|
Где она живет?
— В центре Кархэ, — сказал Жан-Луи — у нее там лавчонка. Шофер вам скажет… Все знают мадемуазель Бусиньоль.
— И особенно, дорогой друг, — заметил Ренин, — ни о чем ее не предупреждайте. Если она будет беспокоиться, тем лучше. Но не надо, чтобы она знала, зачем ее вызывают сюда. Это необходимо.

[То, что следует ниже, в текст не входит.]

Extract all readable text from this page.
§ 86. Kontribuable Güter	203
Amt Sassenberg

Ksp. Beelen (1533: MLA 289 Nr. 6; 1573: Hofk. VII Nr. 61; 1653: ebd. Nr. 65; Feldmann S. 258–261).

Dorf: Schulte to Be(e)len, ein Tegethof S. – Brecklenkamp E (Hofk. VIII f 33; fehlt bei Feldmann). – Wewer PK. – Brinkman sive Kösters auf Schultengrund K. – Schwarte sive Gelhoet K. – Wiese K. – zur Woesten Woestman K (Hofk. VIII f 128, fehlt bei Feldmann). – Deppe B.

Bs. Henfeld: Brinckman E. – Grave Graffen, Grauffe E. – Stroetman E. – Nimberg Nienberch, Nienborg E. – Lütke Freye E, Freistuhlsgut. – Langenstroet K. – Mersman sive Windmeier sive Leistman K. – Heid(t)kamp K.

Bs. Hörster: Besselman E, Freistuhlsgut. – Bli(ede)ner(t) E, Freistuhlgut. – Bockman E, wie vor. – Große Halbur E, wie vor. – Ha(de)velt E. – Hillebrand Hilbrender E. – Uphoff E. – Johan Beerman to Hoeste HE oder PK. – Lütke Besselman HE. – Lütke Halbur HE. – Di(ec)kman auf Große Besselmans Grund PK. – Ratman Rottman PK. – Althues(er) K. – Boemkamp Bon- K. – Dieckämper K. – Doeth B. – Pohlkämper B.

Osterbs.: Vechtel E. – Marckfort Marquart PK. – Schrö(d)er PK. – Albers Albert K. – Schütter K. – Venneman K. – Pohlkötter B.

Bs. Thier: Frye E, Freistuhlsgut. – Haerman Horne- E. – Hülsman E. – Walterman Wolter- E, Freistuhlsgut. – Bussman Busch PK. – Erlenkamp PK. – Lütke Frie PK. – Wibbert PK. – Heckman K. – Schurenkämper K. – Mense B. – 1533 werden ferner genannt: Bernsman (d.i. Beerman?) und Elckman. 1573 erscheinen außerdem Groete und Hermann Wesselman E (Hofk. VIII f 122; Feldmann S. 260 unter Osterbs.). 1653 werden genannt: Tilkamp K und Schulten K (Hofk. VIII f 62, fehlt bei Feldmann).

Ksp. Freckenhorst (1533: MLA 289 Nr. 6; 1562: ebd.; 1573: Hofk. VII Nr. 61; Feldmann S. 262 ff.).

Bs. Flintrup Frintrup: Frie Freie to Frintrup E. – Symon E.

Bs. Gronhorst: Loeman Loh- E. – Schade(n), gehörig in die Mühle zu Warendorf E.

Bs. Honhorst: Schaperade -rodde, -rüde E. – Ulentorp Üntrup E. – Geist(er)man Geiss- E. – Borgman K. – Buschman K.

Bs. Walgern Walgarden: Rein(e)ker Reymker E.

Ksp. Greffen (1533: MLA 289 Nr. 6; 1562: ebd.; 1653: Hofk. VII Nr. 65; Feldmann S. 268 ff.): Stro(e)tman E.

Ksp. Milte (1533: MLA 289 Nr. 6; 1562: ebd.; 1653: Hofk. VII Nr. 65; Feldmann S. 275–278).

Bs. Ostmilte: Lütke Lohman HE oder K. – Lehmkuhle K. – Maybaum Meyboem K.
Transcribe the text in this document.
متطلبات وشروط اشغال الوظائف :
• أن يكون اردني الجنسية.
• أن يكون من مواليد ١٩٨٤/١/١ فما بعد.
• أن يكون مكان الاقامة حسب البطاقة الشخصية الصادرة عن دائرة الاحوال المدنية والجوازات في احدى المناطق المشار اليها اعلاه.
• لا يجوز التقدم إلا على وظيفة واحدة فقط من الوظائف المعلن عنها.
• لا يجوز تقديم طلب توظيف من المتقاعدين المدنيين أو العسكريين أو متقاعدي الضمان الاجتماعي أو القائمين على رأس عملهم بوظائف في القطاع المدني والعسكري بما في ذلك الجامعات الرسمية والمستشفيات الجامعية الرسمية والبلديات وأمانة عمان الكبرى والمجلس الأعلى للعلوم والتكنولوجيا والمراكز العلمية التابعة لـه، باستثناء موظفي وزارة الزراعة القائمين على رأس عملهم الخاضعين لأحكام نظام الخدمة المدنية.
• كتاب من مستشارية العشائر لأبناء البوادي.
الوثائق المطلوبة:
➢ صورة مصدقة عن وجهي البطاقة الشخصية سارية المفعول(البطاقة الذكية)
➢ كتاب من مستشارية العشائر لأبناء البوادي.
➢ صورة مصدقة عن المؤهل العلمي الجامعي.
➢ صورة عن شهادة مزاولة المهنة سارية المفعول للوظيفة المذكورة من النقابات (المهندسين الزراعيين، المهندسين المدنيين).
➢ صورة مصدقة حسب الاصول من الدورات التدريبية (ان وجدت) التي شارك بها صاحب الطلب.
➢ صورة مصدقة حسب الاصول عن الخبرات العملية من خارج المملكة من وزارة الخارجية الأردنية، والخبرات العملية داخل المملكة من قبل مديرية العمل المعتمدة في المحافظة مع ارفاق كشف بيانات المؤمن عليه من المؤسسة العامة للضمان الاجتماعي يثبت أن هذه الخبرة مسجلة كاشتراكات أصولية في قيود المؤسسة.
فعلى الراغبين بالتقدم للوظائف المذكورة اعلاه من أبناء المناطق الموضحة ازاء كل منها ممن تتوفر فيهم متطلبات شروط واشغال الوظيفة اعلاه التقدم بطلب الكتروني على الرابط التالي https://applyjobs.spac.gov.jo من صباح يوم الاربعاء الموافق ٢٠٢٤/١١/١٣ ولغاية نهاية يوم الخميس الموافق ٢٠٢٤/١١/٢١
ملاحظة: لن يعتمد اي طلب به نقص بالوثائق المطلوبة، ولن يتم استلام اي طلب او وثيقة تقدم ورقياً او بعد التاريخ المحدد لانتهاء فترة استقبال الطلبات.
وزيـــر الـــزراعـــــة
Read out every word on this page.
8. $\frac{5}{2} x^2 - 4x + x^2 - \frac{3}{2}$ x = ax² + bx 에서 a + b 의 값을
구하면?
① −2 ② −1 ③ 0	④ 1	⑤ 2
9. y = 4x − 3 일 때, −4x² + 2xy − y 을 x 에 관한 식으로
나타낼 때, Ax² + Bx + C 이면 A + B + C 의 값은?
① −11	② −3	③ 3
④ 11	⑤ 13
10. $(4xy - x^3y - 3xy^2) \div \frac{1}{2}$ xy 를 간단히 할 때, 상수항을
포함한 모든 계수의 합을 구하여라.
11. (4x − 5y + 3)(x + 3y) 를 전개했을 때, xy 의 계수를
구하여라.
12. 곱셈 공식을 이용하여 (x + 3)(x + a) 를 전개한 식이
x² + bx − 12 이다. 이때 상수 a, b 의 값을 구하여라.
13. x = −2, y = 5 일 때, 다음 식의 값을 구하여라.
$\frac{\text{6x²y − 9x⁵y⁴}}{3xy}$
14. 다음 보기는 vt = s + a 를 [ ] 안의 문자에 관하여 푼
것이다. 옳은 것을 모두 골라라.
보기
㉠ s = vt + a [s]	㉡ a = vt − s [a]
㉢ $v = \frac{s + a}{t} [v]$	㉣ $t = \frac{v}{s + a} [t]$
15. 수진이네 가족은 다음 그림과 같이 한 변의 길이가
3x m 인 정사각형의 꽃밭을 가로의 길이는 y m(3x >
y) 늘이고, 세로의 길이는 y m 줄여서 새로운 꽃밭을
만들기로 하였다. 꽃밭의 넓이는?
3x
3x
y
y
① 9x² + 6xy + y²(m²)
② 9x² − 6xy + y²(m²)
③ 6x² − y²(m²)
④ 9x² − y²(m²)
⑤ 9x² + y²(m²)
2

Тридцать минут прошли в полном молчании. Ренин ходил по комнате и осматривал прекрасную мебель, всю обстановку, картины, которые свидетельствовали о хорошем вкусе Жана-Луи, так как эта комната была именно его. Рядом же в комнатах старух царила полная безвкусица.
Ренин подошел к молодому человеку и прошептал:
— Они богаты?
— Да.
— А вы?
— Они пожелали, чтобы это имение принадлежало мне. Это меня вполне обеспечивает.
— Есть у них семьи?
— Сестры. У одной и другой.
— К ним они могли бы уехать?
— Да, они иногда об этом думали… Но… об этом не может быть и речи. Я боюсь, что ваше вмешательство испортит все дело. Я утверждаю еще раз…
В это время подкатил автомобиль. Обе старухи вскочили, готовые засыпать гостью вопросами.
— Предоставьте все мне, — остановил их Ренин, — и ничему не удивляйтесь. Ее надо испугать, ошеломить. Тогда она заговорит.
Из автомобиля вышла Гортензия. Она помогла выйти старой женщине, одетой в местный костюм.
Старуха вошла со страхом. У нее было птичье лицо с острыми чертами; маленькие зубки выступали вперед.
— В чем дело? Здравствуйте, мадам д'Ормиваль, — проговорила она, озираясь боязливо кругом. — Здравствуйте, мадам Вобуа!
Никто ничего ей не ответил. Ренин же вышел вперед и строго проговорил:
— Я вам сейчас сообщу, в чем дело, мадемуазель Бусиньоль. Но вслушайтесь в каждое мое слово. Дело серьезное!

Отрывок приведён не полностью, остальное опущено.